Era 19 de agosto. Llevábamos 4 días y medio recorriendo incansablemente Dublín y nuestro viaje llegaba a su ecuador. Aún nos quedaban unos cuantos días y unas cuantas aventuras más pero el cansancio empezaba a hacer mella y la ilusión de los primeros días empezaba a disiparse lentamente. Habíamos decidido pasar nuestra última tarde en Dublín lejos del ajetreo de sus calles, en un pequeño pueblo de la maravillosa y salvaje costa irlandesa y aquella mañana, tras visitar la National Gallery, cogimos un tren en Pearse Station con destino a Howth. A medida que nos alejábamos del centro, los edificios de ladrillo y las chimeneas fueron dejando paso paulatinamente a los polígonos industriales y más tarde a los campos de cultivo. No teníamos ganas de hablar de cosas trascendentales así que aprovechamos el tiempo para jugar a las palabras encadenadas. Una madre española y sus dos hijos, sentados detrás nuestro, se nos unieron y nos ayudaron con los animales. ¿Sabíais que hay muchos más animales que acaban por A de los que empiezan por esta letra? Hacia el final, el aire que entraba por una de las ventanas de nuestro vagón se fue cargando de un aroma salado, signo inequívoco de que llegábamos ya a nuestro destino. Howth me sorprendió mucho. Por lo que había leído en Internet, me lo imaginaba como un pintoresco pueblecito de pescadores apenas habitado, pero era todo lo contrario. Las calles estaban abarrotadas de turistas llegados de todas partes y aquel pequeño pueblo situado en una diminuta península del mar irlandés estaba inesperada y maravillosamente lleno de vida.
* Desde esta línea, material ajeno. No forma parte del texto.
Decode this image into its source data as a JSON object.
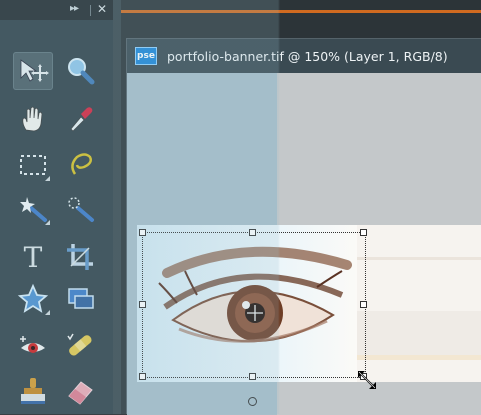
{
  "toolbox": {
    "collapse_label": "▸▸",
    "close_label": "✕",
    "tools": [
      {
        "name": "move-tool",
        "icon": "move-icon"
      },
      {
        "name": "zoom-tool",
        "icon": "magnifier-icon"
      },
      {
        "name": "hand-tool",
        "icon": "hand-icon"
      },
      {
        "name": "eyedropper-tool",
        "icon": "eyedropper-icon"
      },
      {
        "name": "marquee-tool",
        "icon": "rectangular-marquee-icon"
      },
      {
        "name": "lasso-tool",
        "icon": "lasso-icon"
      },
      {
        "name": "magic-wand-tool",
        "icon": "magic-wand-icon"
      },
      {
        "name": "quick-selection-tool",
        "icon": "quick-selection-icon"
      },
      {
        "name": "type-tool",
        "icon": "type-icon"
      },
      {
        "name": "crop-tool",
        "icon": "crop-icon"
      },
      {
        "name": "shape-tool",
        "icon": "star-shape-icon"
      },
      {
        "name": "cookie-cutter-tool",
        "icon": "layered-shape-icon"
      },
      {
        "name": "red-eye-tool",
        "icon": "red-eye-icon"
      },
      {
        "name": "healing-brush-tool",
        "icon": "bandage-icon"
      },
      {
        "name": "clone-stamp-tool",
        "icon": "stamp-icon"
      },
      {
        "name": "eraser-tool",
        "icon": "eraser-icon"
      }
    ],
    "type_glyph": "T"
  },
  "document": {
    "app_badge": "pse",
    "title": "portfolio-banner.tif @ 150% (Layer 1, RGB/8)"
  },
  "colors": {
    "accent": "#d06a20",
    "toolbox_bg": "#2f4047",
    "badge_bg": "#1b86d8"
  }
}
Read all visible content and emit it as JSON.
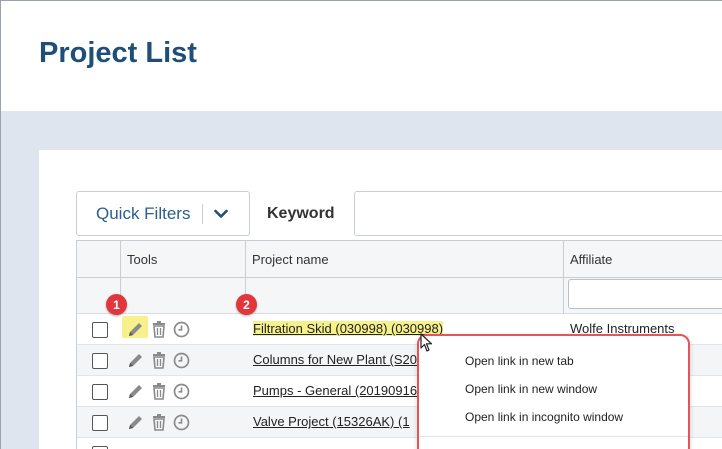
{
  "header": {
    "title": "Project List"
  },
  "toolbar": {
    "quick_filters_label": "Quick Filters",
    "keyword_label": "Keyword",
    "keyword_value": ""
  },
  "grid": {
    "columns": [
      "",
      "Tools",
      "Project name",
      "Affiliate"
    ],
    "rows": [
      {
        "project": "Filtration Skid (030998) (030998)",
        "affiliate": "Wolfe Instruments",
        "highlighted": true
      },
      {
        "project": "Columns for New Plant (S20",
        "affiliate": ""
      },
      {
        "project": "Pumps - General (20190916",
        "affiliate": ""
      },
      {
        "project": "Valve Project (15326AK) (1",
        "affiliate": ""
      }
    ]
  },
  "callouts": [
    "1",
    "2"
  ],
  "context_menu": {
    "items": [
      "Open link in new tab",
      "Open link in new window",
      "Open link in incognito window"
    ]
  },
  "colors": {
    "title": "#1f4f78",
    "highlight": "#f7f18c",
    "callout": "#e1363b",
    "menu_border": "#e2565a"
  },
  "icons": [
    "pencil-icon",
    "trash-icon",
    "clock-icon",
    "chevron-down-icon",
    "mouse-cursor-icon"
  ]
}
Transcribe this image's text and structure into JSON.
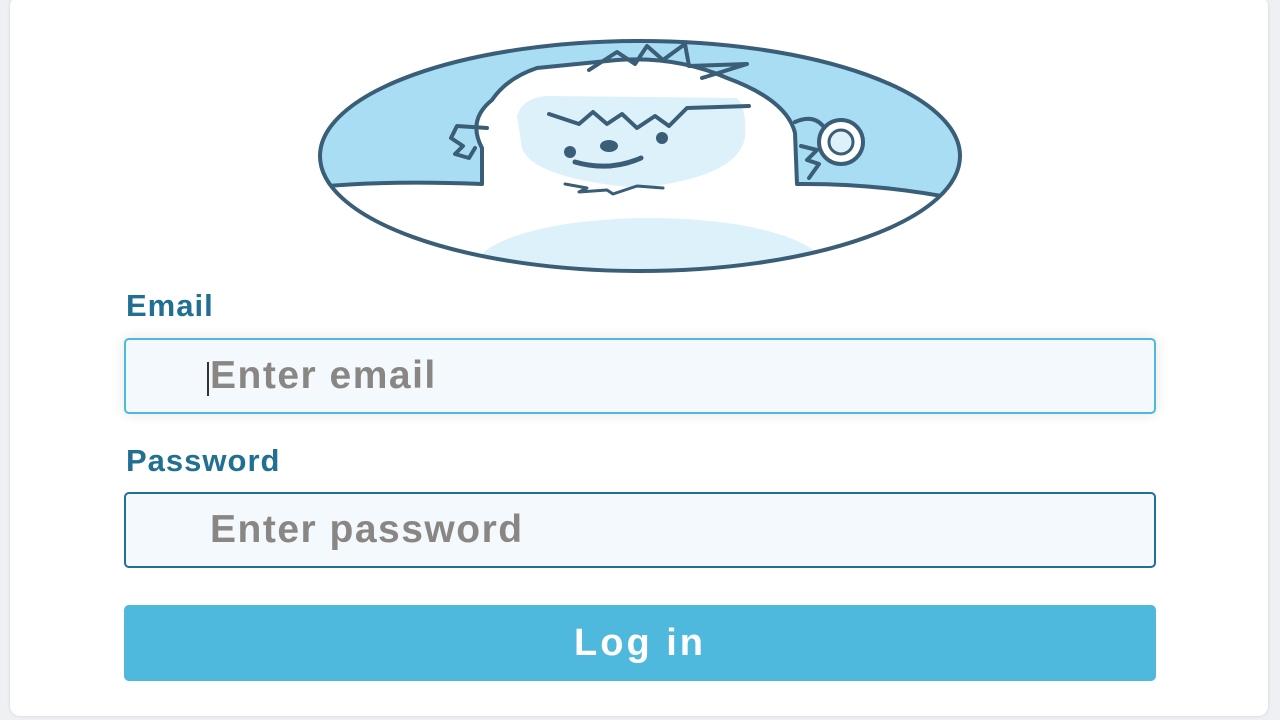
{
  "avatar": {
    "icon": "yeti-mascot-icon",
    "colors": {
      "background": "#a9ddf3",
      "outline": "#3a5e77",
      "body": "#ffffff",
      "face": "#ddf1fa"
    }
  },
  "form": {
    "email": {
      "label": "Email",
      "placeholder": "Enter email",
      "value": ""
    },
    "password": {
      "label": "Password",
      "placeholder": "Enter password",
      "value": ""
    },
    "submit_label": "Log in"
  },
  "colors": {
    "label": "#217093",
    "accent": "#4eb8dd",
    "input_background": "#f3f9fc",
    "placeholder": "#8a8683"
  }
}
Lo primero que hicimos fue buscar un sitio para comer. La mitad de los restaurantes servían pescados y mariscos frescos y la otra mitad el tradicional Fish and Chips, sin duda uno de los platos más famosos de la cocina anglosajona que yo me moría por probar desde que lo descubrí en una clase de inglés de mi instituto. Al final nos decantamos por esta opción, bastante más barata que la primera. Nos sentamos en una mesa exterior del bar Leo Burdock’s, la cadena de fish and chips más antigua de Dublín, fundada en 1913 y que había recibido la visita, según su muro de la fama, de innumerables celebrities como Nicole Kidman o Snoop Dogg. A mí, el pescado rebozado me gustó mucho y las patatas fritas me parecieron deliciosas. En cambio y para ser totalmente sincero, a mis compañeras no les gustó demasiado; en realidad no les sentó nada bien y lo acabaron vomitando. Son cosas de la vida, a veces incluso tu plato favorito te puede llegar a sentar mal.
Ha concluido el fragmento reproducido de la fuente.